Начальник засомневался, спросил:
— Элисханова, с кем пойдешь?
— С ними, — показала на братьев Саида отошедшая напиться Секки.
— Ну так стой там, чтобы я видел!
— Я сто рублей за нее платил и три выпивки делал! — кричал Хасан.
Сафар достал деньги, молча отдал Хасану сто рублей.
— Под суд пойдешь за калым! — пригрозил начальник Сафару.
— Это не калым — возмещение расходов, — ответил Сафар.
— И серьги сними! — кричал Хасан, пыхая очередной папиросой.
Буран стихал, но пламя светильника колебалось еще сильно.
Снова выплыл Саид. Горло забивала соленая предсмертная рвота. В глубине еще тускло светилась фара, как глаз подводного чудища, почуявшего добычу.
Уцепился за льдину.
Вылез бы! Да колыхалась льдина от волн. Старец Каспий в вечной заботе уже гнал отары барашков глодать соленые берега.
Рано начал работу синий чабан! Рано!
Ноги Саида еще упирались в мотоцикл, вставший в воде торчком.
Он пытался выбросить на лед бумажник — в нем заработок бригады. А фотография Секки пусть останется с ним. Бумажник был дорог еще и потому, что в одном отделении лежал крошечный томик Лермонтова, а в нем клочок из журнала со стихами какого-то поэта:
За пространством и светом —По юным планетам —В тоске неизменной…На Запад Вселенной —На Запад Вселенной!..

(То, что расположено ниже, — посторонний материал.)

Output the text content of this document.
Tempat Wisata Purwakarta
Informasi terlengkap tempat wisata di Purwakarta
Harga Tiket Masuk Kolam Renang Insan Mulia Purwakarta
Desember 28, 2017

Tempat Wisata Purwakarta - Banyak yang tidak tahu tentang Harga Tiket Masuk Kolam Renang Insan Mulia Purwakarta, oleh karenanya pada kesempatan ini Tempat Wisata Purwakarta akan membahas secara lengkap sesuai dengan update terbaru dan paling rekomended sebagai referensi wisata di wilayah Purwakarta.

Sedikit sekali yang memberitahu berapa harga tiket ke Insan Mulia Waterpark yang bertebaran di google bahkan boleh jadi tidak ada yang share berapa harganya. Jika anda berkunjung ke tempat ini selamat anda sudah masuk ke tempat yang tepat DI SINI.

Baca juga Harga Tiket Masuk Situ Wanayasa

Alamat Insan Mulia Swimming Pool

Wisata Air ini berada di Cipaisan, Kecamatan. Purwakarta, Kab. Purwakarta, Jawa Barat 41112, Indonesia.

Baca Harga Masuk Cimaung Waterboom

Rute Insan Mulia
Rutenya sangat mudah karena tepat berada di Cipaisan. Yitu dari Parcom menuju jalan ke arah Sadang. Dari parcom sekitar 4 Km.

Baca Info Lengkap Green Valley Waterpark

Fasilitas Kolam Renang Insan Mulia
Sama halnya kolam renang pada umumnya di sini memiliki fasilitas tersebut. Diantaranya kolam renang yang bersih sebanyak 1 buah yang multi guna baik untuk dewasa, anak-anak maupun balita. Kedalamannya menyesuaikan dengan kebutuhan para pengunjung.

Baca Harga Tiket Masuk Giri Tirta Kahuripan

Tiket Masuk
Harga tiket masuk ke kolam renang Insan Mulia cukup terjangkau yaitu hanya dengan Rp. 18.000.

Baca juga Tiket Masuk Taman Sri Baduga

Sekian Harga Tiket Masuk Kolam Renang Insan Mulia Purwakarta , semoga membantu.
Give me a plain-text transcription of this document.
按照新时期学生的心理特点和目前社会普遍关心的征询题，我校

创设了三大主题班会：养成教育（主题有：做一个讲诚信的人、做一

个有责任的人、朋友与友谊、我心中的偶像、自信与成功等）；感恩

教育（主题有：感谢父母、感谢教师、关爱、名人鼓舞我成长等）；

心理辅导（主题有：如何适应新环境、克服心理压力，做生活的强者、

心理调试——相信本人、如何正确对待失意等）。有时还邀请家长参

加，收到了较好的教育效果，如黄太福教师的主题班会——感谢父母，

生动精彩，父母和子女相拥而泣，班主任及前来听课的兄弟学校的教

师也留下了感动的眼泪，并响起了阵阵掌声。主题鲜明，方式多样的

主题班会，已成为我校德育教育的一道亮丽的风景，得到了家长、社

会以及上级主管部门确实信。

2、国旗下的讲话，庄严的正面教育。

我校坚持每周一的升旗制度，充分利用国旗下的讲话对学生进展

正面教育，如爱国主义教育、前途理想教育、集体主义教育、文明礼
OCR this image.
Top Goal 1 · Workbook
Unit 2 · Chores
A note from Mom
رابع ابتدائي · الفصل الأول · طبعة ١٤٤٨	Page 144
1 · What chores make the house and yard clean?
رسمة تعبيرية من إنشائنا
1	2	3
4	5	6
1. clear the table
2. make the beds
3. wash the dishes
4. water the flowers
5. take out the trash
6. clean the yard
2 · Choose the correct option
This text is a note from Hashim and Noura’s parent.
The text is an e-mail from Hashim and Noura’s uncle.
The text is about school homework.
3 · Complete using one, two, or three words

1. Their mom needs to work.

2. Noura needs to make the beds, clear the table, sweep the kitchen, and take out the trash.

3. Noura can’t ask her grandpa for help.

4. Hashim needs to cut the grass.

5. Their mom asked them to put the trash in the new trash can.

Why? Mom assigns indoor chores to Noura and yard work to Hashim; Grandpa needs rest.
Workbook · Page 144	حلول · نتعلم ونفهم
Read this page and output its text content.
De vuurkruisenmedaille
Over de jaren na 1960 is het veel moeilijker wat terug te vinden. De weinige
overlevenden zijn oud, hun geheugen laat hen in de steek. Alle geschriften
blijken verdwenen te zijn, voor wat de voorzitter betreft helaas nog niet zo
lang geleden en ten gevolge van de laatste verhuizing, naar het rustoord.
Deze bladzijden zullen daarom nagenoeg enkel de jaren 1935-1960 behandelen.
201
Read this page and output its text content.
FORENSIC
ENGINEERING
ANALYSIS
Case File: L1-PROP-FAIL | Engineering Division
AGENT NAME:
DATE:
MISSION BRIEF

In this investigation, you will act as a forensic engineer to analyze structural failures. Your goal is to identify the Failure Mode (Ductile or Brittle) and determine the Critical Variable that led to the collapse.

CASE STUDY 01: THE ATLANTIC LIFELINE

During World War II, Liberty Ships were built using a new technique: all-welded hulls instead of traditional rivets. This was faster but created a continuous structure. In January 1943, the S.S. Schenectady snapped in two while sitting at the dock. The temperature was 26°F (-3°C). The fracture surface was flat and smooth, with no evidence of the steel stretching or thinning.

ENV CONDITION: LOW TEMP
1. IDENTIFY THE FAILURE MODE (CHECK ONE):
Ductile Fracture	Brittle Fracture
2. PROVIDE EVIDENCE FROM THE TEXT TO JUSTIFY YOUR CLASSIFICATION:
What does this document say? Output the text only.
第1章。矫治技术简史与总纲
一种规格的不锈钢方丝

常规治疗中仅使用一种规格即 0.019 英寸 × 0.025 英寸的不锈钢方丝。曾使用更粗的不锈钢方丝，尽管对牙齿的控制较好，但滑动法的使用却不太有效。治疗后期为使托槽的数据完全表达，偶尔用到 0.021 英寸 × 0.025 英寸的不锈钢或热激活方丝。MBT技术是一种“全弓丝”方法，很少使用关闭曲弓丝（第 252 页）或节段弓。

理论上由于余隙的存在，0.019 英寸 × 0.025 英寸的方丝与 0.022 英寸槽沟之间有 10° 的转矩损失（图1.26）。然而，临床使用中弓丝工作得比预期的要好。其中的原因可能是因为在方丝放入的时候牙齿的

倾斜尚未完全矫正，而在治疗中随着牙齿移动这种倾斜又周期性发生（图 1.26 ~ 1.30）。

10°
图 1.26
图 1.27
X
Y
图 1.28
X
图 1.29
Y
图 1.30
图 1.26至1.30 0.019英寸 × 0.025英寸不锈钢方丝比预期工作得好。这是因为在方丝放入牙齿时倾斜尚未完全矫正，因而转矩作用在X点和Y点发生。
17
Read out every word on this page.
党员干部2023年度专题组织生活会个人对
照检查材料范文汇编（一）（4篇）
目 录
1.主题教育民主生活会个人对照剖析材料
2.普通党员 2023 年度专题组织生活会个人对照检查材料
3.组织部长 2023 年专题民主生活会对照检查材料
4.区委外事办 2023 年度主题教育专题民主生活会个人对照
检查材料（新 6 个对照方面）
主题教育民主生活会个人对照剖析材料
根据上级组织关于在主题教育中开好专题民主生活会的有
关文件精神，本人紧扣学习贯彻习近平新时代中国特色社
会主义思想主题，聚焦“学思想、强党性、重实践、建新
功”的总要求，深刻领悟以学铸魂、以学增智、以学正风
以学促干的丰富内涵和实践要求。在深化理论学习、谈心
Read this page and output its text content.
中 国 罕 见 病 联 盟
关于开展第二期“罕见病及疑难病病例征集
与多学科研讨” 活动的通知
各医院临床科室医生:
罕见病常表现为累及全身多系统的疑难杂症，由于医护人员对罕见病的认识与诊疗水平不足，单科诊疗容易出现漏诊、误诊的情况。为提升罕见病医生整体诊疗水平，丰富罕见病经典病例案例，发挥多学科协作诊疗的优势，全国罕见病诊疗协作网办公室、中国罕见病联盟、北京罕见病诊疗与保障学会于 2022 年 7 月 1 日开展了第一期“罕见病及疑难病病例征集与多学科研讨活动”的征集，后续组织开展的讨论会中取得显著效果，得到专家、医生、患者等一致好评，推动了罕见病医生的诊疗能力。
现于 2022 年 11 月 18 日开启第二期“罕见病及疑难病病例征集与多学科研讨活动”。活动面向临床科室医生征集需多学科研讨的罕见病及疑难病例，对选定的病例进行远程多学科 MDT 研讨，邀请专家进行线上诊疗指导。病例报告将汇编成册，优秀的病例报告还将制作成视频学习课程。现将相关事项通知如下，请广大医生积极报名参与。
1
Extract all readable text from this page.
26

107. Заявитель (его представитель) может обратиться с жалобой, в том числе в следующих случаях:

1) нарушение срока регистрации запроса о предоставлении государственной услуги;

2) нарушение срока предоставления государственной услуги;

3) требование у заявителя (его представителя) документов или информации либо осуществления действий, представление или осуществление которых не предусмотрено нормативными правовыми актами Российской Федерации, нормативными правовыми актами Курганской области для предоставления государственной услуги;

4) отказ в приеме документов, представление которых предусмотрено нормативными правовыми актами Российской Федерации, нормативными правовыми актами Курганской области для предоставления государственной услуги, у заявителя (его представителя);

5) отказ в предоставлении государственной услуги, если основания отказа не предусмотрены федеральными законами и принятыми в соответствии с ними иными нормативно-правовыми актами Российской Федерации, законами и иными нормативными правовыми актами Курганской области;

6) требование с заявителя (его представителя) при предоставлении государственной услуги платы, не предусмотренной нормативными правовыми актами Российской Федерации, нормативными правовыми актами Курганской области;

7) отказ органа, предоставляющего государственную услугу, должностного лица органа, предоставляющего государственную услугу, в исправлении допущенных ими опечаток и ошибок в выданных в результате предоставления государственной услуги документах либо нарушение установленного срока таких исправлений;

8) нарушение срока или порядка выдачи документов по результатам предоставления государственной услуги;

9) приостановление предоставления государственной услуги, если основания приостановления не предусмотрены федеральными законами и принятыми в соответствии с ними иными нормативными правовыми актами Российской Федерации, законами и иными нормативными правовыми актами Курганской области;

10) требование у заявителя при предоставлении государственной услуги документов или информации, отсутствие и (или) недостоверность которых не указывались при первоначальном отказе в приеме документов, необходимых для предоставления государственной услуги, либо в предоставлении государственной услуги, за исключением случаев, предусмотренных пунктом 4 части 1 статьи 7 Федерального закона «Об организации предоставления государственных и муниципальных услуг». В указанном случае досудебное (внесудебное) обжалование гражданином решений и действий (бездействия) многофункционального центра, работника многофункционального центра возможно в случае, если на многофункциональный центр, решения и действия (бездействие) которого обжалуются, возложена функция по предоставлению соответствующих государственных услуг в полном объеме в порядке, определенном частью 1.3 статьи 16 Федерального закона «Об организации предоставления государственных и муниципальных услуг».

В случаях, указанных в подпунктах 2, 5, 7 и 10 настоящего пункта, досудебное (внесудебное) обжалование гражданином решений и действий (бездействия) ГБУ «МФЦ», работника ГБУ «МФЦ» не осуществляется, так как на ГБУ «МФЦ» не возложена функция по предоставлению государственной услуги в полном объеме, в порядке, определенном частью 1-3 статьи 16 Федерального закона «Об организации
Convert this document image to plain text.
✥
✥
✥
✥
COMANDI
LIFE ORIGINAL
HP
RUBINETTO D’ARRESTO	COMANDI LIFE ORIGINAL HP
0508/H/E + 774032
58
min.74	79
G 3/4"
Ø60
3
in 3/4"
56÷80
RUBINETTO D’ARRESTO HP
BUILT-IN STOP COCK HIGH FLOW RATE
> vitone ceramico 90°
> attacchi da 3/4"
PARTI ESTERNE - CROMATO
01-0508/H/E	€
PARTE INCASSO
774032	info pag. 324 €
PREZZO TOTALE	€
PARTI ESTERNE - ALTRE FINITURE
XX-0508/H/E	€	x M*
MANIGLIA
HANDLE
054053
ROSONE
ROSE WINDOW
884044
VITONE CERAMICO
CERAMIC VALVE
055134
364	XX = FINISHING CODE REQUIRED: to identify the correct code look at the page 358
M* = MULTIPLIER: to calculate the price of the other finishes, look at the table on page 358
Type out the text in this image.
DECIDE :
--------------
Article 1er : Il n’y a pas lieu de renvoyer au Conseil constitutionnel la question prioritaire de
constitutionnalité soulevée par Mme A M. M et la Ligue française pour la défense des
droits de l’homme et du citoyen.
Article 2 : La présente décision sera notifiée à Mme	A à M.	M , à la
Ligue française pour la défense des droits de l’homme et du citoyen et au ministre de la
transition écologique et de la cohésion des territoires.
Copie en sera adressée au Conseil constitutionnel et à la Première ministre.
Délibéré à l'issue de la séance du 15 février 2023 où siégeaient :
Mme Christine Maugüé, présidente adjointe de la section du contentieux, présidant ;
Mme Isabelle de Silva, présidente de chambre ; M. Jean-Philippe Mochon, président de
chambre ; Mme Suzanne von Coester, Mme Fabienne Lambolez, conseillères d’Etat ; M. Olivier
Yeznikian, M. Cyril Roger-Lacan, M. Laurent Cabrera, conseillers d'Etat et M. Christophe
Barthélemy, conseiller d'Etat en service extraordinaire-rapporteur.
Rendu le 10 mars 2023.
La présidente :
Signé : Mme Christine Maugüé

Отец сажает маленького Саида на коня, и сердце ребенка трепещет от радости, ветра и крутизны гор.
— Лихой сын растет у тебя! — качают головами белобородые старики, и отец, пряча радость в глазах, сурово покрикивает на трехлетнего джигита.
Прошел прихрамывающей походкой сероглазый автоматчик по ночному балкарскому аулу с ребенком на руках, как на памятнике в Берлине. Терпеливые глаза его стали сиреневыми.
Пробежали длинные собаки.
Несся всадник на черном, как ворон, коне.
В море солнечных лет. Домой. На родину. К милым горам Памира.
Последним усилием воли поднял глаза чабан — туда, где блеснуло созвездие Ярлыги.
Только почему оно так стремительно удаляется?
Или он несется с космической скоростью света в иные миры, с орлиным криком о вечной жажде?
Затуманивается созвездие, удаляется навсегда — глаза затягивали ледяные окуляры.
И он летел с ослепительной, ужасающей быстротой.
И достиг края Вселенной бронзовый чабан с бронзовой ярлыгой, идущий за звездной отарой добывать нам, людям, золотое руно.